As promised, here’s the comparison we observed on the night: The show immediately after Bri’s was by two relatively inexperienced stand-up comedians who took turns on stage and both consistently got three laughs per minute – not high lpms by comedy standards, but enough to keep the audience hooked.  Those were majority-of-the-audience laughs, not scattered chuckles.

In contrast, once we saw how slowly the laughs were coming in ‘Little Mountain Goblin‘, we glanced at the time and measured that Bri went for about 20 minutes without a majority-of-the-audience laugh.

While we could see this show fitting better into a Fringe Festival than an International Comedy Festival, we have to acknowledge the skill of the performer.  Bri had confidence, performance skills, an ability to build tension and hold it, wonderful stage presence, relatable stories and scenarios.  She just needs to write and include more funny material.   As Chris Rock says ‘you’ve got to have steel in the walls’: she needs more good jokes.  She needs to make her audience laugh more, especially in a comedy festival show.

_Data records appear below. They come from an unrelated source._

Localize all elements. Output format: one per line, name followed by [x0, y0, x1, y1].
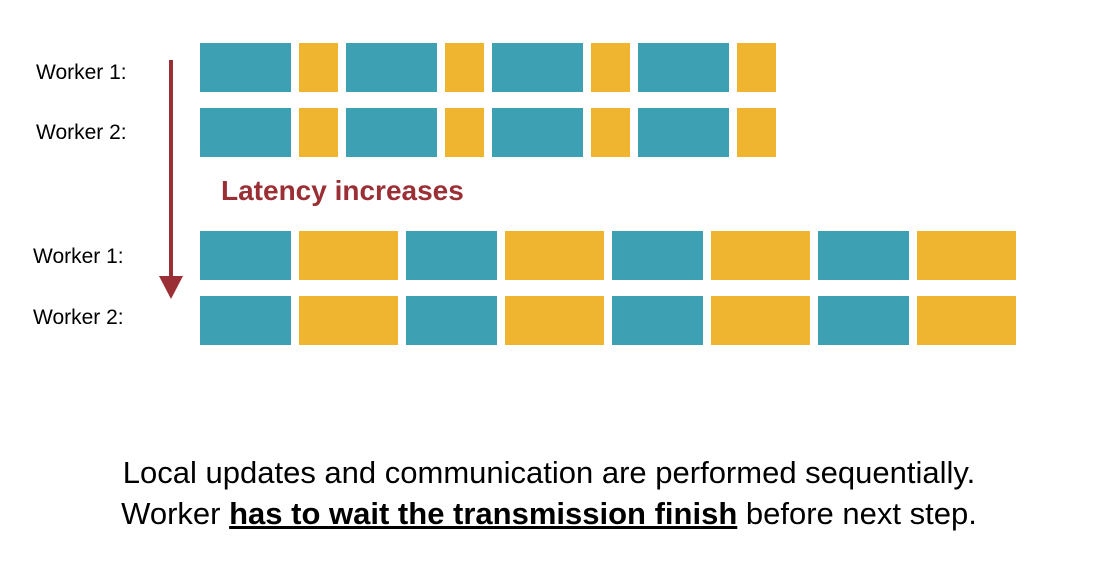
communication-block — [505, 296, 604, 345]
caption-line-1: Local updates and communication are perf… — [122, 455, 976, 490]
compute-block — [200, 296, 291, 345]
compute-block — [406, 231, 497, 280]
compute-block — [492, 43, 583, 92]
caption-line-2: Worker has to wait the transmission fini… — [0, 493, 1098, 534]
compute-block — [612, 231, 703, 280]
worker-1-label-low: Worker 1: — [36, 61, 127, 84]
compute-block — [638, 108, 729, 157]
communication-block — [299, 231, 398, 280]
compute-block — [346, 108, 437, 157]
compute-block — [200, 43, 291, 92]
communication-block — [299, 108, 338, 157]
compute-block — [346, 43, 437, 92]
communication-block — [591, 108, 630, 157]
caption-line-2-suffix: before next step. — [737, 496, 977, 531]
worker-2-label-high: Worker 2: — [33, 306, 124, 329]
compute-block — [638, 43, 729, 92]
latency-increases-label: Latency increases — [221, 175, 464, 206]
communication-block — [737, 108, 776, 157]
communication-block — [711, 231, 810, 280]
communication-block — [917, 296, 1016, 345]
latency-arrow-head — [159, 276, 183, 299]
compute-block — [612, 296, 703, 345]
communication-block — [591, 43, 630, 92]
compute-block — [492, 108, 583, 157]
caption: Local updates and communication are perf… — [0, 452, 1098, 534]
communication-block — [445, 108, 484, 157]
communication-block — [299, 43, 338, 92]
communication-block — [445, 43, 484, 92]
worker-1-label-high: Worker 1: — [33, 245, 124, 268]
compute-block — [200, 231, 291, 280]
compute-block — [406, 296, 497, 345]
communication-block — [505, 231, 604, 280]
caption-line-2-prefix: Worker — [121, 496, 230, 531]
compute-block — [818, 231, 909, 280]
compute-block — [200, 108, 291, 157]
worker-2-label-low: Worker 2: — [36, 121, 127, 144]
compute-block — [818, 296, 909, 345]
communication-block — [711, 296, 810, 345]
caption-line-2-emphasis: has to wait the transmission finish — [229, 496, 738, 531]
communication-block — [917, 231, 1016, 280]
communication-block — [299, 296, 398, 345]
communication-block — [737, 43, 776, 92]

Note that we say ‘make her audience laugh’ – not to make us (reviewers) laugh, because everyone, including us, knows that reviewers are pompous, no-talent wankers.  However, as much as we don’t care for improv, if Bri had made her whole supportive audience laugh, we’d say so here, but that was the glaring omission from her show: audience laughs.

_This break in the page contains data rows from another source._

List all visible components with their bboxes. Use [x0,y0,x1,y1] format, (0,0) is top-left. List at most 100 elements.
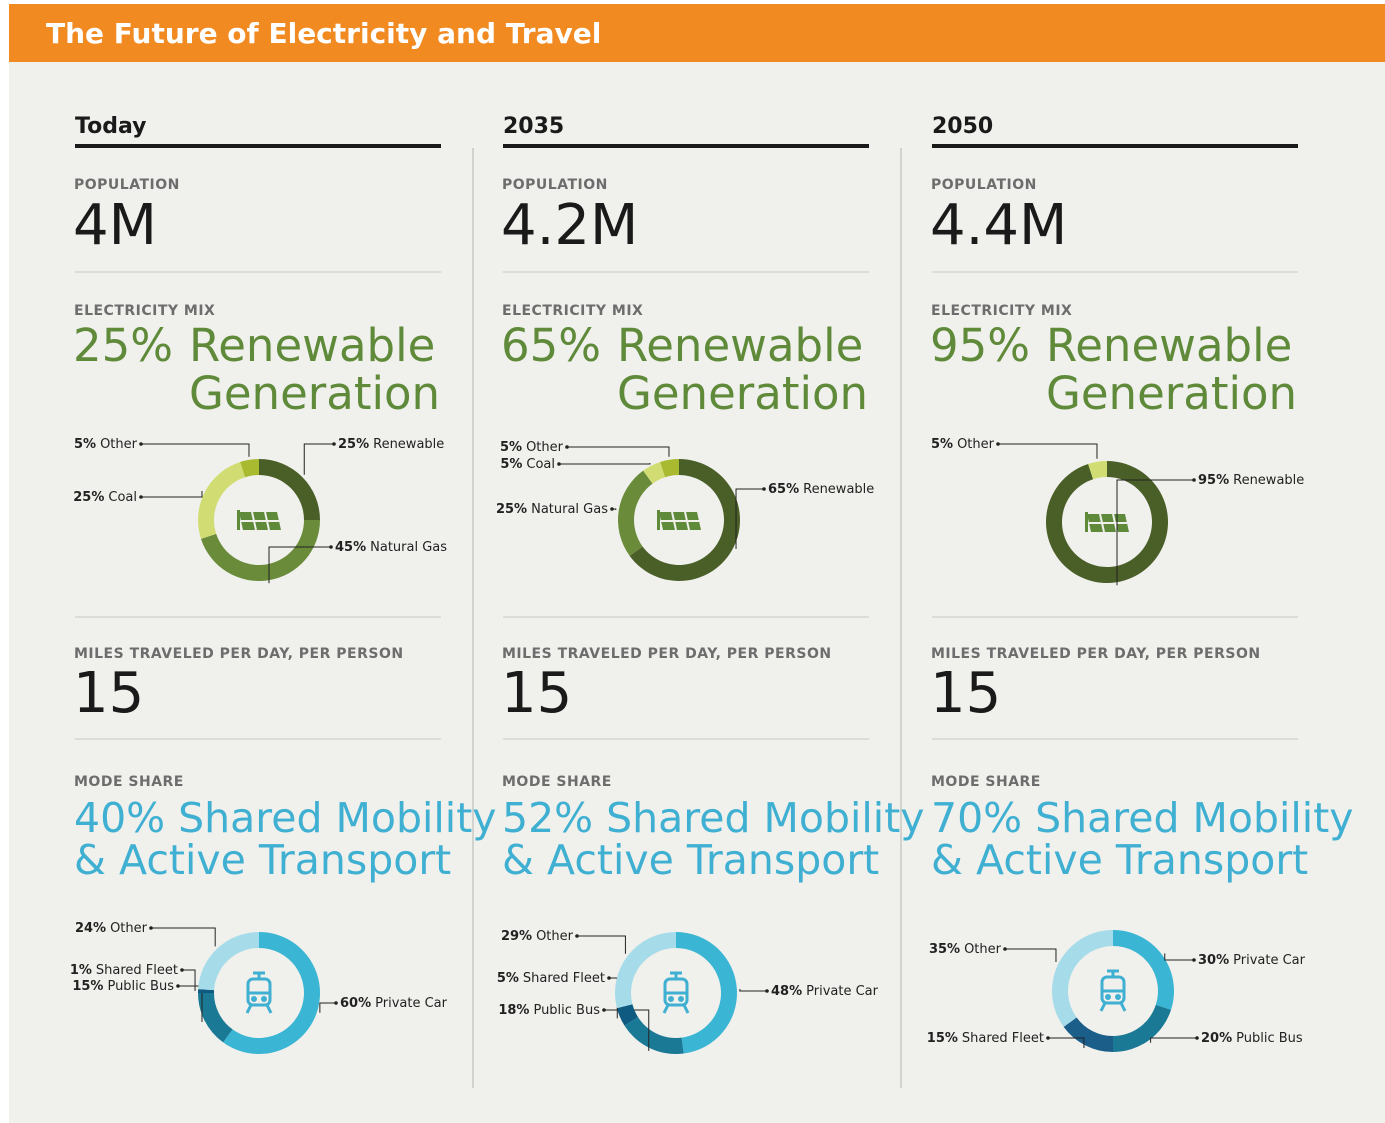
donut-segment [223,932,320,1054]
mode-line1: 70% Shared Mobility [931,794,1354,842]
slice-name: Coal [108,490,137,505]
slice-name: Other [964,942,1002,957]
leader-dot [610,507,614,511]
mode-label: MODE SHARE [74,774,184,790]
mix-line1: Renewable [189,319,435,372]
leader-dot [149,926,153,930]
mix-label: ELECTRICITY MIX [74,303,215,319]
slice-label: 48% Private Car [771,984,879,999]
population-value: 4M [73,193,157,258]
slice-label: 35% Other [929,942,1002,957]
slice-name: Renewable [1233,473,1304,488]
miles-value: 15 [73,661,144,726]
slice-value: 25% [73,490,104,505]
slice-name: Private Car [806,984,878,999]
population-value: 4.2M [501,193,638,258]
donut-segment [198,461,246,539]
slice-value: 24% [75,921,106,936]
leader-line [303,443,334,475]
slice-name: Other [110,921,148,936]
slice-name: Private Car [375,996,447,1011]
slice-value: 20% [1201,1031,1232,1046]
leader-line [1005,948,1057,962]
mix-label: ELECTRICITY MIX [502,303,643,319]
leader-line [998,443,1098,459]
slice-value: 25% [338,437,369,452]
slice-value: 5% [500,440,522,455]
population-label: POPULATION [74,177,180,193]
leader-dot [329,545,333,549]
column-heading: 2050 [932,114,993,139]
leader-dot [180,968,184,972]
slice-name: Shared Fleet [523,971,605,986]
donut-segment [616,1004,639,1026]
slice-value: 5% [74,437,96,452]
header-bar [9,4,1385,62]
leader-dot [1046,1036,1050,1040]
slice-value: 18% [498,1003,529,1018]
slice-label: 5% Coal [500,457,555,472]
slice-name: Public Bus [107,979,174,994]
slice-name: Coal [526,457,555,472]
leader-line [735,488,764,550]
leader-dot [996,442,1000,446]
slice-label: 45% Natural Gas [335,540,447,555]
leader-line [577,935,626,954]
slice-value: 1% [70,963,92,978]
population-label: POPULATION [502,177,608,193]
mix-line1: Renewable [617,319,863,372]
slice-label: 25% Coal [73,490,137,505]
slice-value: 45% [335,540,366,555]
slice-label: 15% Public Bus [72,979,174,994]
slice-value: 15% [927,1031,958,1046]
leader-dot [139,495,143,499]
slice-label: 95% Renewable [1198,473,1304,488]
miles-label: MILES TRAVELED PER DAY, PER PERSON [74,646,404,662]
slice-value: 5% [497,971,519,986]
solar-icon [236,509,282,531]
leader-line [319,1002,336,1013]
mix-line1: Renewable [1046,319,1292,372]
leader-line [739,988,767,992]
slice-name: Public Bus [1236,1031,1303,1046]
slice-label: 15% Shared Fleet [927,1031,1044,1046]
miles-value: 15 [501,661,572,726]
slice-name: Private Car [1233,953,1305,968]
leader-line [141,443,250,457]
leader-dot [565,445,569,449]
slice-label: 65% Renewable [768,482,874,497]
slice-name: Natural Gas [531,502,608,517]
mix-line2: Generation [617,367,868,420]
donut-segment [198,932,259,991]
slice-value: 30% [1198,953,1229,968]
mode-line1: 40% Shared Mobility [74,794,497,842]
slice-value: 29% [501,929,532,944]
mode-line2: & Active Transport [931,836,1308,884]
leader-dot [607,976,611,980]
miles-value: 15 [930,661,1001,726]
leader-dot [602,1008,606,1012]
slice-name: Other [526,440,564,455]
donut-segment [1063,1017,1113,1052]
slice-label: 5% Shared Fleet [497,971,605,986]
leader-line [559,462,651,465]
slice-value: 65% [768,482,799,497]
donut-segment [643,461,666,484]
slice-name: Shared Fleet [962,1031,1044,1046]
donut-segment [198,989,215,993]
slice-name: Shared Fleet [96,963,178,978]
population-label: POPULATION [931,177,1037,193]
leader-dot [176,984,180,988]
slice-label: 5% Other [931,437,995,452]
donut-segment [1088,461,1107,480]
leader-dot [1192,958,1196,962]
column-heading: Today [75,114,146,139]
mix-line2: Generation [1046,367,1297,420]
slice-name: Renewable [373,437,444,452]
donut-segment [259,459,320,520]
mix-line2: Generation [189,367,440,420]
leader-line [1116,479,1194,586]
mode-line2: & Active Transport [74,836,451,884]
population-value: 4.4M [930,193,1067,258]
leader-dot [557,462,561,466]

This was the second-last show of a two-week run, so we couldn’t put it down to first-night nerves or finding her feet.  The show reminded us of a self-written, self-performed high school play.  What it lacked in laughs, it made up for with energy and enthusiasm;  Bri was either incredibly authentic on stage or faked it brilliantly.  ‘Little Mountain Goblin‘ got off to a cracking start, had a long flat middle, and a fizzled end.   In her post-show thank you speech, she confirmed that this was her first MICF show, so we are sure her learning curve has been steeper than the increase in Melbourne hotel room prices during the festival.

If you’ve come this far, please stay with us a little longer because here’s the thing: We think that Bri has a great future in comedy.  We know plenty of comedians who can write great material, but they take decades to master the skills that Bri already has already got nailed: stage presence, creativity, stage craft, playfulness, story-telling, pacing, improvisation, confidence, audience engagement, acting, voice modulation, an ability to build and hold tension and probably more we didn’t notice.  If Bri can get more ‘steel in her walls’ (and learn how to release tension at will) she will be a uniquely formidable comedian.

If Bri reads this, we hope she takes something from this review (at a cheeky minimum, she should at least take the last four words of the previous paragraph as a poster quote). 🙂  She effortlessly does things on stage that most comedians baulk at.  We genuinely hope she maintains her incredible momentum in mastering skills, writes and stage-tests a tonne of solid jokes and weaves them into what she already has.  With ‘Little Mountain Goblin‘ Bri showed impressively how many performance skills she has mastered and for that reason, we trust she will do the work required to fill the few, but telling, gaps in her comedy skillset.  We look forward to her next show to see just how far this skilful, likeable, energetic performer has come.